Posted: November 5, 2008;
Updated Nov. 6 @ 1:20 a.m.

A new European communications satellite was launched into space Wednesday, bound for a premier orbital location that broadcasts over 1,000 channels to 93 million homes in 35 countries.

 
Proton begins to ignite in the fog. Credit: ILS TV
 
Russia's heavy-lift Proton rocket roared away from its fog-shrouded launch pad at the Baikonur Cosmodrome in Kazakhstan at 2044 GMT (3:44 p.m. EST) carrying the ASTRA 1M satellite.

The six main engines ignited at liftoff to blast the 19-story rocket into the nighttime sky from desert steppes of Central Asia. After first stage burned out and separated two minutes into flight, four engines aboard the second stage fired for three-and-a-half minutes. The Proton's third stage then came to life for its four-minute job, during which time the protective payload fairing shielding satellite was let go after reaching the upper atmosphere.

The Proton booster's three core stages delivered the upper stage and the payload into an initial suborbital trajectory by T+plus 10 minutes. At that point, the Breeze M upper stage took over and performed a series of five burns over nine hours that methodically propelled the 11,730-pound cargo into the desired orbit for deployment, which was targeted to have a low point around 3,100 miles, high point of 22,235 miles and inclination of 21.5 degrees to the equator.

ASTRA 1M arrived in its geosynchronous transfer orbit and separated from the launcher around 0556 GMT (12:56 a.m. EST), beginning a 15-year mission to relay direct-to-home programming and high-definition television across Europe and North Africa for the SES ASTRA firm of Luxembourg.

The EADS Astrium-built satellite uses the Eurostar E3000 design and features three dozen Ku-band transponders, three deployable antennas and a pair of power-generating solar arrays that stretch nearly 115 feet tip-to-tip.


Credit: EADS Astrium
 
In the coming days, the satellite's onboard engine system will complete the task of circularizing the orbit to an altitude of 22,300 miles along the equator, and controllers at the Astrium center in Toulouse, France will guide the craft into a slot at 19.2 degrees East longitude.

That orbital slot is crucial to the ASTRA service. The addition of ASTRA 1M will allow operators to replace older craft currently operating there and relocate them to the neighboring 23.5 degree East position.

In all, the SES ASTRA fleet includes 16 satellites in five orbital locations transmitting 2,433 television and radio channels to 117 million homes.

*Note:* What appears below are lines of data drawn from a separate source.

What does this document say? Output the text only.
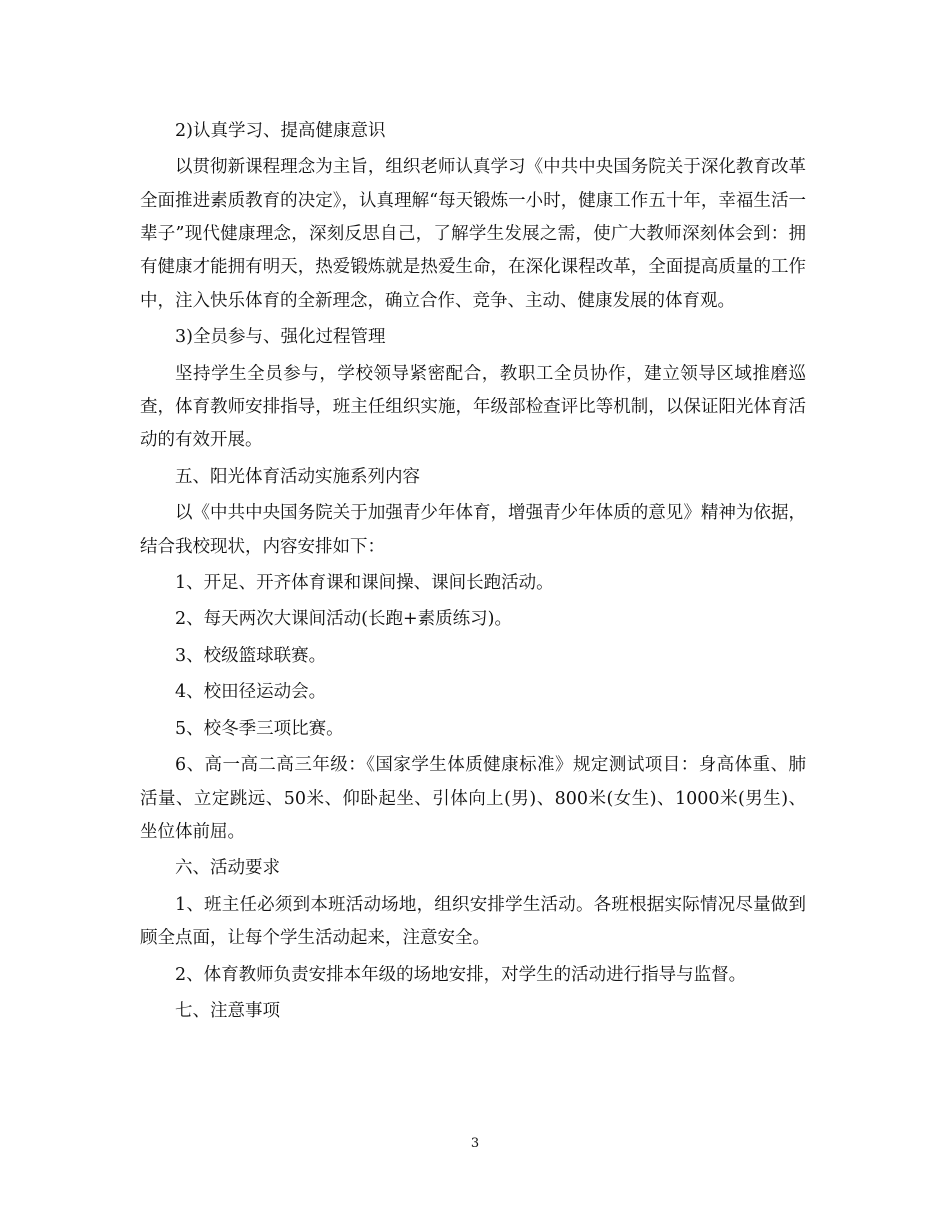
2)认真学习、提高健康意识

以贯彻新课程理念为主旨，组织老师认真学习《中共中央国务院关于深化教育改革全面推进素质教育的决定》，认真理解“每天锻炼一小时，健康工作五十年，幸福生活一辈子”现代健康理念，深刻反思自己，了解学生发展之需，使广大教师深刻体会到：拥有健康才能拥有明天，热爱锻炼就是热爱生命，在深化课程改革，全面提高质量的工作中，注入快乐体育的全新理念，确立合作、竞争、主动、健康发展的体育观。

3)全员参与、强化过程管理

坚持学生全员参与，学校领导紧密配合，教职工全员协作，建立领导区域推磨巡查，体育教师安排指导，班主任组织实施，年级部检查评比等机制，以保证阳光体育活动的有效开展。

五、阳光体育活动实施系列内容

以《中共中央国务院关于加强青少年体育，增强青少年体质的意见》精神为依据，结合我校现状，内容安排如下：

1、开足、开齐体育课和课间操、课间长跑活动。

2、每天两次大课间活动(长跑+素质练习)。

3、校级篮球联赛。

4、校田径运动会。

5、校冬季三项比赛。

6、高一高二高三年级：《国家学生体质健康标准》规定测试项目：身高体重、肺活量、立定跳远、50米、仰卧起坐、引体向上(男)、800米(女生)、1000米(男生)、坐位体前屈。

六、活动要求

1、班主任必须到本班活动场地，组织安排学生活动。各班根据实际情况尽量做到顾全点面，让每个学生活动起来，注意安全。

2、体育教师负责安排本年级的场地安排，对学生的活动进行指导与监督。

七、注意事项

3
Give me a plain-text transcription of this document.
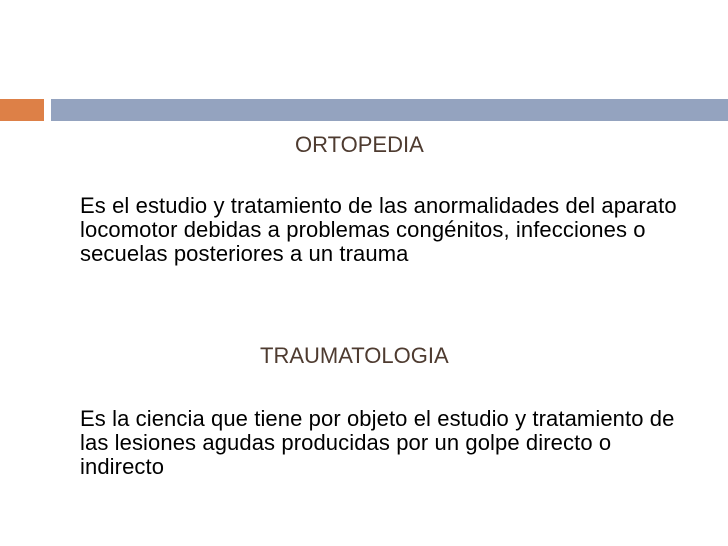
ORTOPEDIA

Es el estudio y tratamiento de las anormalidades del aparato locomotor debidas a problemas congénitos, infecciones o secuelas posteriores a un trauma

TRAUMATOLOGIA

Es la ciencia que tiene por objeto el estudio y tratamiento de las lesiones agudas producidas por un golpe directo o indirecto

Wednesday's launch is the 7th time an ASTRA satellite had flown aboard the Proton rocket, dating back to the Russian vehicle's April 1996 entrance into the commercial launch service business.

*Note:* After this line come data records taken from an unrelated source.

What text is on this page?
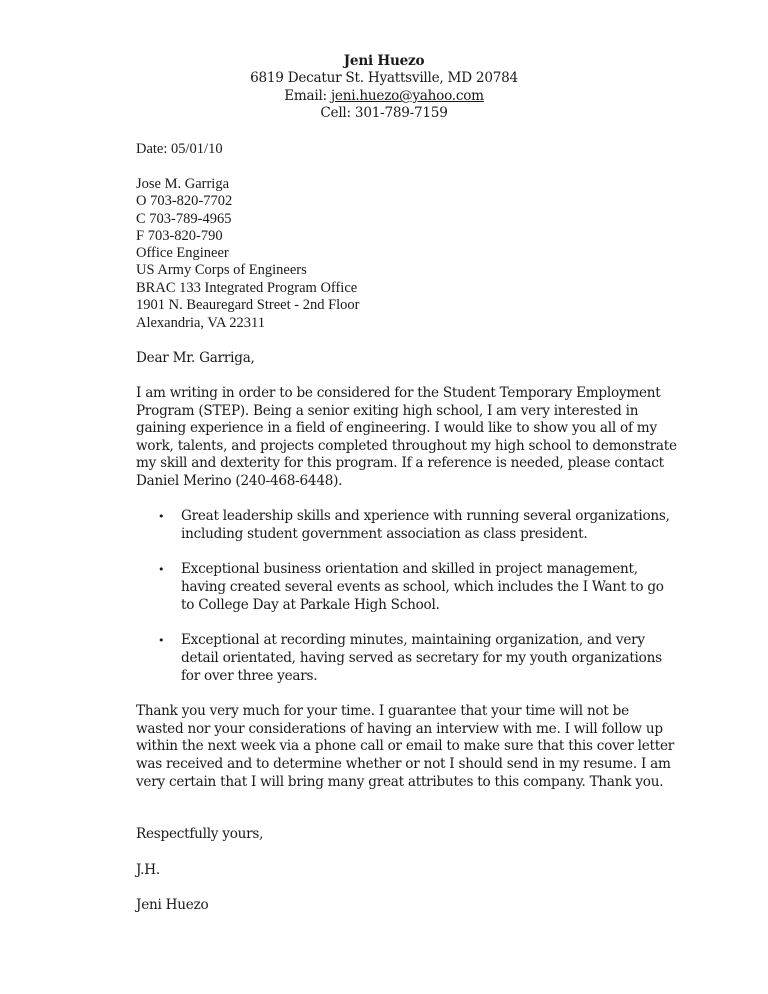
Jeni Huezo
6819 Decatur St. Hyattsville, MD 20784
Email: jeni.huezo@yahoo.com
Cell: 301-789-7159
Date: 05/01/10
Jose M. Garriga
O 703-820-7702
C 703-789-4965
F 703-820-790
Office Engineer
US Army Corps of Engineers
BRAC 133 Integrated Program Office
1901 N. Beauregard Street - 2nd Floor
Alexandria, VA 22311
Dear Mr. Garriga,
I am writing in order to be considered for the Student Temporary Employment
Program (STEP). Being a senior exiting high school, I am very interested in
gaining experience in a field of engineering. I would like to show you all of my
work, talents, and projects completed throughout my high school to demonstrate
my skill and dexterity for this program. If a reference is needed, please contact
Daniel Merino (240-468-6448).
• Great leadership skills and xperience with running several organizations,
including student government association as class president.
• Exceptional business orientation and skilled in project management,
having created several events as school, which includes the I Want to go
to College Day at Parkale High School.
• Exceptional at recording minutes, maintaining organization, and very
detail orientated, having served as secretary for my youth organizations
for over three years.
Thank you very much for your time. I guarantee that your time will not be
wasted nor your considerations of having an interview with me. I will follow up
within the next week via a phone call or email to make sure that this cover letter
was received and to determine whether or not I should send in my resume. I am
very certain that I will bring many great attributes to this company. Thank you.
Respectfully yours,
J.H.
Jeni Huezo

"SES and the Proton launch team are very experienced partners. Since the launch of ASTRA 1F on Proton in 1996, we have developed strong and reliable relationships with ILS and Khrunichev," Ferdinand Kayser, president and CEO of SES ASTRA, said in advance of the ASTRA 1M mission.

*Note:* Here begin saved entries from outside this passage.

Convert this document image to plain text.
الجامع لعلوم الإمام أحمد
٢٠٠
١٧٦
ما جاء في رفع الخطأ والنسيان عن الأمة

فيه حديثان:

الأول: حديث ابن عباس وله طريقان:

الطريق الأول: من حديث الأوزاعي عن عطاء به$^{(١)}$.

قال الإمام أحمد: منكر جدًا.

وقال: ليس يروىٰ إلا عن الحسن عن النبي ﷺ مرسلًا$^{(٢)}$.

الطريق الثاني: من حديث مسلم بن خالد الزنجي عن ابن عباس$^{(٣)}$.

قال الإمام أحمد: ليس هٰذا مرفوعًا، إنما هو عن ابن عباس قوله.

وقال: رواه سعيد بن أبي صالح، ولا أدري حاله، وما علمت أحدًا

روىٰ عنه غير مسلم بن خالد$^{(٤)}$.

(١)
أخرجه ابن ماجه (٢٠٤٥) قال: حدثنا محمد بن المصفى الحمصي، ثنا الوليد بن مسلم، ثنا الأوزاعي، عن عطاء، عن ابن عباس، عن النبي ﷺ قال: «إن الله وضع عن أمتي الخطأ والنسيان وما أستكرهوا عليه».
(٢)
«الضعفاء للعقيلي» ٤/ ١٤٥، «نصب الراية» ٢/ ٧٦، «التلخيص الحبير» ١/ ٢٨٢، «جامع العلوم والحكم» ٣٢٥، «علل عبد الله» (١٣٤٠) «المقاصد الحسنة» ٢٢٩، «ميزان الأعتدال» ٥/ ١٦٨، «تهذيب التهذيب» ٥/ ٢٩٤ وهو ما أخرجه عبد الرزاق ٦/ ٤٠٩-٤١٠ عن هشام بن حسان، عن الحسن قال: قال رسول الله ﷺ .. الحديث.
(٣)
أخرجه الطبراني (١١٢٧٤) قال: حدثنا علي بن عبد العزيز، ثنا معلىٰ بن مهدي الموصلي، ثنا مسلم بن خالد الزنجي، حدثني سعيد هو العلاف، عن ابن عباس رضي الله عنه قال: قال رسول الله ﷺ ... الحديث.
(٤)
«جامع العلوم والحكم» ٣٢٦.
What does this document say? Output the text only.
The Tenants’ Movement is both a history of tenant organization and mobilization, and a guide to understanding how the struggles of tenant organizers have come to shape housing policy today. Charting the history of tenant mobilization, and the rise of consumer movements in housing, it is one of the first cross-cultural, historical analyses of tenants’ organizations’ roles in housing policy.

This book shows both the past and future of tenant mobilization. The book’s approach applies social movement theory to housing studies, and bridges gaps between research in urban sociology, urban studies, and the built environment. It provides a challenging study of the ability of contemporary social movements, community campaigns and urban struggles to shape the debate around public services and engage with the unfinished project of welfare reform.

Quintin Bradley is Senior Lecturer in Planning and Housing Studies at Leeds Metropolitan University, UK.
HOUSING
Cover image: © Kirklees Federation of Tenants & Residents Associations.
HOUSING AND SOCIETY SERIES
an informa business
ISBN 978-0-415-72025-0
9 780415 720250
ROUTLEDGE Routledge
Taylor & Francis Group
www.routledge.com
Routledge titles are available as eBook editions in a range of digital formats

The U.S.-based International Launch Services oversees Proton's commercial satellite deployment flights for rocket-maker Khrunichev State Research and Production Space Center of Moscow. This was the fifth of six planned launches in 2008 and the 48th overall.

ILS says its backlog has 23 launches planned over the next five years.

The next mission is planned for December carrying the Canadian Ciel 2 broadcasting spacecraft.